Il M5S a fine agosto abbandona il governo gialloverde (anche per volontà di Salvini) ma si oppone al ritorno alle urne invocato dal leader della Lega. Inizia rapide consultazioni con il Pd e trova in pochi giorni un accordo per varare il Conte bis, in piena sintonia con il voto espresso il 16 luglio a Strasburgo per eleggere Ursula von der Leyen alla guida dell’Unione europea, voto su cui convergono grillini e italiani di Pse e Ppe ma non leghisti ed eletti di Fratelli d’Italia.

A fine settembre poi Pd e M5S trovano anche (con tanto di voto sulla piattaforma Rousseau) un candidato comune per le regionali dell’Umbria, rendendo così ancora più “strategica” un’alleanza ormai capace di essere tale in Europa, a livello nazionale e, a quel punto, anche in ambito locale.
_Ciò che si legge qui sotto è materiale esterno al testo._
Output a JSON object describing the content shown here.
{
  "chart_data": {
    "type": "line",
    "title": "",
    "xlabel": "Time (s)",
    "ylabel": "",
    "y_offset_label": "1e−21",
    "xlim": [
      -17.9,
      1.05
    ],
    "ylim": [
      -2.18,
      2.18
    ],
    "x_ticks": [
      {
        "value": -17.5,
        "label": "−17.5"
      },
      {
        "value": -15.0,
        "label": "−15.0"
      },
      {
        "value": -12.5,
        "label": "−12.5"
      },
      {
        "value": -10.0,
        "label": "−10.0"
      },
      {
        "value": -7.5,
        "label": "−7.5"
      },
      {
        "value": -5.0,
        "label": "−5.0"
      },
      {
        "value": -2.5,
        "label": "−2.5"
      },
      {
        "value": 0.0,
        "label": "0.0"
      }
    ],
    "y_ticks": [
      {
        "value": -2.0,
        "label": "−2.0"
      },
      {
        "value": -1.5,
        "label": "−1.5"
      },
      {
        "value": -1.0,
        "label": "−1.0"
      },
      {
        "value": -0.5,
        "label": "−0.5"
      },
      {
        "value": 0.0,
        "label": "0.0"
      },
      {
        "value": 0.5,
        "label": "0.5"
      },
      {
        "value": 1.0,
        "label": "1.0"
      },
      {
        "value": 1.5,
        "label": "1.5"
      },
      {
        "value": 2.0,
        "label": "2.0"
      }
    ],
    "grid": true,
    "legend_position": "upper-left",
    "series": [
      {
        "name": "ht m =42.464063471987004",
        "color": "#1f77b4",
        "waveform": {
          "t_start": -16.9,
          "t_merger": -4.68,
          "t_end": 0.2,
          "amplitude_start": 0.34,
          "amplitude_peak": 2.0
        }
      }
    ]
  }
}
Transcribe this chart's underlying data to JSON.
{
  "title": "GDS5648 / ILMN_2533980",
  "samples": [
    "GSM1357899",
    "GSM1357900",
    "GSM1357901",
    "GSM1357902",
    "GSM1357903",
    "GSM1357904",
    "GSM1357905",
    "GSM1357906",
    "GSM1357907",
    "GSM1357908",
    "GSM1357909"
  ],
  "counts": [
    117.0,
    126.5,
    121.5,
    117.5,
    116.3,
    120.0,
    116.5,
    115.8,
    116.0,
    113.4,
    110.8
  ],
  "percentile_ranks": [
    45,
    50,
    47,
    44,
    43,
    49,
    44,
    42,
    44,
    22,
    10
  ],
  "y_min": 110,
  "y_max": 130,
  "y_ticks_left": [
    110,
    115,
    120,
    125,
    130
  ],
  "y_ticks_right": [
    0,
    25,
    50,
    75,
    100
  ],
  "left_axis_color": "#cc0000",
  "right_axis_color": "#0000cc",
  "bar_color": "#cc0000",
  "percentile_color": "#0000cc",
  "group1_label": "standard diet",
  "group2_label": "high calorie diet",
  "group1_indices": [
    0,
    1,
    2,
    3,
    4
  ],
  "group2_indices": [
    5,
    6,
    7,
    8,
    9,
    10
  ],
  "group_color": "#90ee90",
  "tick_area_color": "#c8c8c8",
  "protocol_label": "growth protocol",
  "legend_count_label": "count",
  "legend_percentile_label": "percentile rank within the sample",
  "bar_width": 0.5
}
Operazione non poco coraggiosa, se si pensa tra l’altro che la neonata coalizione giallorossa parte sfavorita nel voto umbro, anche a causa dello scandalo giudiziario che ha fatto franare la giunta di sinistra (peraltro provocato da una denuncia partita proprio dal M5S).
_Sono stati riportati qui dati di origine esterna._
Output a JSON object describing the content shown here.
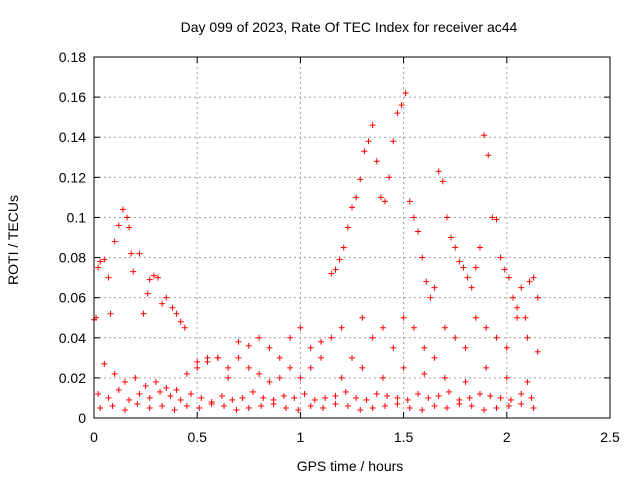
{
  "chart_data": {
    "type": "scatter",
    "title": "Day 099 of 2023, Rate Of TEC Index for receiver ac44",
    "xlabel": "GPS time / hours",
    "ylabel": "ROTI / TECUs",
    "xlim": [
      0,
      2.5
    ],
    "ylim": [
      0,
      0.18
    ],
    "xticks": [
      0,
      0.5,
      1,
      1.5,
      2,
      2.5
    ],
    "xtick_labels": [
      "0",
      "0.5",
      "1",
      "1.5",
      "2",
      "2.5"
    ],
    "yticks": [
      0,
      0.02,
      0.04,
      0.06,
      0.08,
      0.1,
      0.12,
      0.14,
      0.16,
      0.18
    ],
    "ytick_labels": [
      "0",
      "0.02",
      "0.04",
      "0.06",
      "0.08",
      "0.1",
      "0.12",
      "0.14",
      "0.16",
      "0.18"
    ],
    "grid": true,
    "marker": "+",
    "color": "#ff0000",
    "series": [
      {
        "x": [
          0.0,
          0.01,
          0.02,
          0.03,
          0.05,
          0.07,
          0.08,
          0.1,
          0.12,
          0.14,
          0.16,
          0.17,
          0.18,
          0.19,
          0.22,
          0.24,
          0.26,
          0.27,
          0.29,
          0.31,
          0.33,
          0.35,
          0.38,
          0.4,
          0.42,
          0.44,
          1.15,
          1.17,
          1.19,
          1.21,
          1.23,
          1.25,
          1.27,
          1.29,
          1.31,
          1.33,
          1.35,
          1.37,
          1.39,
          1.41,
          1.43,
          1.45,
          1.47,
          1.49,
          1.51,
          1.53,
          1.55,
          1.57,
          1.59,
          1.61,
          1.63,
          1.65,
          1.67,
          1.69,
          1.71,
          1.73,
          1.75,
          1.77,
          1.79,
          1.81,
          1.83,
          1.85,
          1.87,
          1.89,
          1.91,
          1.93,
          1.95,
          1.97,
          1.99,
          2.01,
          2.03,
          2.05,
          2.07,
          2.09,
          2.11,
          2.13,
          2.15,
          0.05,
          0.1,
          0.15,
          0.2,
          0.25,
          0.3,
          0.35,
          0.4,
          0.45,
          0.5,
          0.55,
          0.6,
          0.65,
          0.7,
          0.75,
          0.8,
          0.85,
          0.9,
          0.95,
          1.0,
          1.05,
          1.1,
          1.15,
          1.2,
          1.25,
          1.3,
          1.35,
          1.4,
          1.45,
          1.5,
          1.55,
          1.6,
          1.65,
          1.7,
          1.75,
          1.8,
          1.85,
          1.9,
          1.95,
          2.0,
          2.05,
          2.1,
          2.15,
          0.02,
          0.07,
          0.12,
          0.17,
          0.22,
          0.27,
          0.32,
          0.37,
          0.42,
          0.47,
          0.52,
          0.57,
          0.62,
          0.67,
          0.72,
          0.77,
          0.82,
          0.87,
          0.92,
          0.97,
          1.02,
          1.07,
          1.12,
          1.17,
          1.22,
          1.27,
          1.32,
          1.37,
          1.42,
          1.47,
          1.52,
          1.57,
          1.62,
          1.67,
          1.72,
          1.77,
          1.82,
          1.87,
          1.92,
          1.97,
          2.02,
          2.07,
          2.12,
          0.03,
          0.09,
          0.15,
          0.21,
          0.27,
          0.33,
          0.39,
          0.45,
          0.51,
          0.57,
          0.63,
          0.69,
          0.75,
          0.81,
          0.87,
          0.93,
          0.99,
          1.05,
          1.11,
          1.17,
          1.23,
          1.29,
          1.35,
          1.41,
          1.47,
          1.53,
          1.59,
          1.65,
          1.71,
          1.77,
          1.83,
          1.89,
          1.95,
          2.01,
          2.07,
          2.13,
          0.5,
          0.55,
          0.6,
          0.65,
          0.7,
          0.75,
          0.8,
          0.85,
          0.9,
          0.95,
          1.0,
          1.05,
          1.1,
          1.2,
          1.3,
          1.4,
          1.5,
          1.6,
          1.7,
          1.8,
          1.9,
          2.0,
          2.1
        ],
        "y": [
          0.049,
          0.05,
          0.075,
          0.078,
          0.079,
          0.07,
          0.052,
          0.088,
          0.096,
          0.104,
          0.1,
          0.095,
          0.082,
          0.073,
          0.082,
          0.052,
          0.062,
          0.069,
          0.071,
          0.07,
          0.057,
          0.06,
          0.055,
          0.052,
          0.048,
          0.045,
          0.072,
          0.074,
          0.079,
          0.085,
          0.095,
          0.105,
          0.11,
          0.119,
          0.133,
          0.138,
          0.146,
          0.128,
          0.11,
          0.108,
          0.12,
          0.138,
          0.152,
          0.156,
          0.162,
          0.108,
          0.1,
          0.093,
          0.08,
          0.068,
          0.06,
          0.065,
          0.123,
          0.118,
          0.1,
          0.09,
          0.085,
          0.078,
          0.075,
          0.07,
          0.065,
          0.075,
          0.085,
          0.141,
          0.131,
          0.1,
          0.099,
          0.08,
          0.074,
          0.07,
          0.06,
          0.055,
          0.065,
          0.05,
          0.068,
          0.07,
          0.06,
          0.027,
          0.022,
          0.018,
          0.02,
          0.016,
          0.018,
          0.015,
          0.014,
          0.022,
          0.028,
          0.03,
          0.03,
          0.025,
          0.038,
          0.036,
          0.04,
          0.035,
          0.03,
          0.04,
          0.045,
          0.035,
          0.038,
          0.04,
          0.045,
          0.03,
          0.05,
          0.04,
          0.045,
          0.035,
          0.05,
          0.045,
          0.035,
          0.03,
          0.045,
          0.04,
          0.035,
          0.05,
          0.045,
          0.04,
          0.035,
          0.05,
          0.04,
          0.033,
          0.012,
          0.01,
          0.014,
          0.009,
          0.012,
          0.01,
          0.013,
          0.011,
          0.009,
          0.012,
          0.01,
          0.008,
          0.011,
          0.009,
          0.01,
          0.013,
          0.01,
          0.009,
          0.011,
          0.01,
          0.012,
          0.009,
          0.01,
          0.011,
          0.013,
          0.01,
          0.009,
          0.012,
          0.011,
          0.01,
          0.009,
          0.012,
          0.01,
          0.011,
          0.013,
          0.009,
          0.01,
          0.012,
          0.011,
          0.01,
          0.009,
          0.012,
          0.01,
          0.005,
          0.006,
          0.004,
          0.007,
          0.005,
          0.006,
          0.004,
          0.006,
          0.005,
          0.007,
          0.006,
          0.004,
          0.005,
          0.006,
          0.007,
          0.005,
          0.004,
          0.006,
          0.005,
          0.007,
          0.006,
          0.004,
          0.005,
          0.006,
          0.007,
          0.005,
          0.004,
          0.006,
          0.005,
          0.007,
          0.006,
          0.004,
          0.005,
          0.006,
          0.007,
          0.005,
          0.025,
          0.028,
          0.03,
          0.02,
          0.03,
          0.025,
          0.022,
          0.018,
          0.02,
          0.025,
          0.02,
          0.025,
          0.03,
          0.02,
          0.025,
          0.02,
          0.025,
          0.022,
          0.02,
          0.018,
          0.025,
          0.02,
          0.018
        ]
      }
    ]
  }
}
Finisce con il trionfo di Salvini e, dall’altra parte, con la tenuta dignitosa del Pd e il crollo del Movimento, che scende ad un misero 7,4% (metà dei voti presi alle europee di quest’anno e un quarto di quelli delle politiche 2018). A poche ore dal voto però arriva il brusco dietrofront del capo politico Di Maio, che annuncia la fine di ogni alleanza locale con il Pd e proclama la corsa solitaria per i prossimi appuntamenti, Calabria e Emilia Romagna in particolare.

Un atteggiamento decisamente poco lucido direi, privo di logica politica per almeno tre motivi.
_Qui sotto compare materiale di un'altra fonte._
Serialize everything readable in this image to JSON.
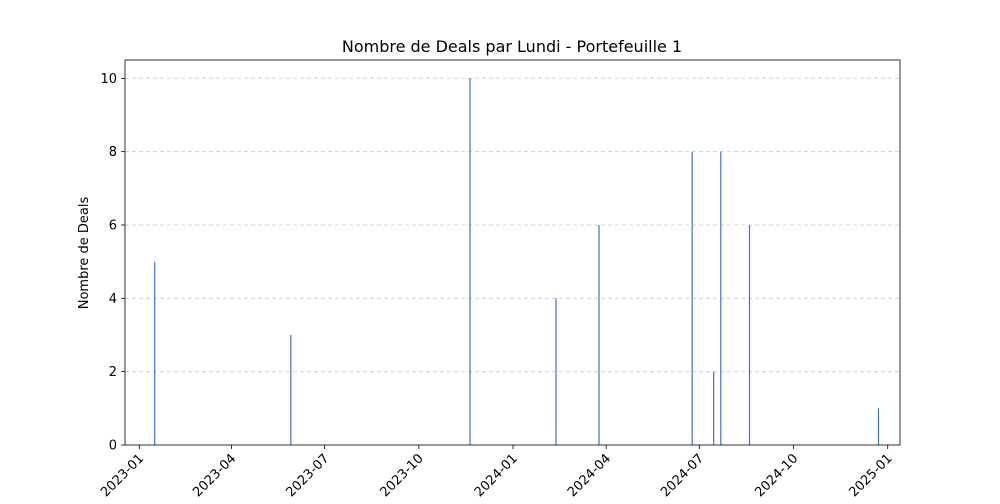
{
  "chart_data": {
    "type": "bar",
    "title": "Nombre de Deals par Lundi - Portefeuille 1",
    "xlabel": "",
    "ylabel": "Nombre de Deals",
    "x_type": "date",
    "xlim": [
      "2022-12-18",
      "2025-01-13"
    ],
    "ylim": [
      0,
      10.5
    ],
    "xticks": [
      "2023-01",
      "2023-04",
      "2023-07",
      "2023-10",
      "2024-01",
      "2024-04",
      "2024-07",
      "2024-10",
      "2025-01"
    ],
    "yticks": [
      0,
      2,
      4,
      6,
      8,
      10
    ],
    "grid": {
      "y": true,
      "x": false,
      "style": "dashed"
    },
    "bar_color": "#4472c4",
    "points": [
      {
        "x": "2023-01-16",
        "y": 5
      },
      {
        "x": "2023-05-29",
        "y": 3
      },
      {
        "x": "2023-11-20",
        "y": 10
      },
      {
        "x": "2024-02-12",
        "y": 4
      },
      {
        "x": "2024-03-25",
        "y": 6
      },
      {
        "x": "2024-06-24",
        "y": 8
      },
      {
        "x": "2024-07-15",
        "y": 2
      },
      {
        "x": "2024-07-22",
        "y": 8
      },
      {
        "x": "2024-08-19",
        "y": 6
      },
      {
        "x": "2024-12-23",
        "y": 1
      }
    ]
  }
}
Primo: non si capisce perché il M5S si allea con il Pd per l’Umbria (sconfitta quasi certa) e non lo fa per l’Emilia Romagna (vittoria possibile). Fino a prova contraria alle elezioni si partecipa per vincere. Secondo: l’alleanza con il Pd rimane a Roma e Bruxelles, quindi è comunque un’intesa politica di prima grandezza evidente agli elettori ed ai militanti, con tutto ciò che ne consegue (nel bene e nel male). Terzo: la rottura sul nascere del patto a livello locale esaspera i rapporti nella coalizione di governo e rende i compagni di strada (Renzi in primis, ma ovviamente anche il Pd) molto meno disponibili a seguire le indicazione grilline (come invece accaduto senza batter ciglio per il voto finale sulla riduzione dei parlamentari).

Insomma una cosa è certa: la retromarcia sulle alleanze locali è mossa azzardata e figlia di uno stato d’ansia e delusione che serve solo ad andare incontro a nuovi dispiaceri elettorali.

Il Movimento si guardi allo specchio se vuole risalire la china, valutando con rigore quanto fatto dopo le elezioni del 2018. Abbaiare alla luna non serve. Anche se, lì per lì, può farti sentire lupo.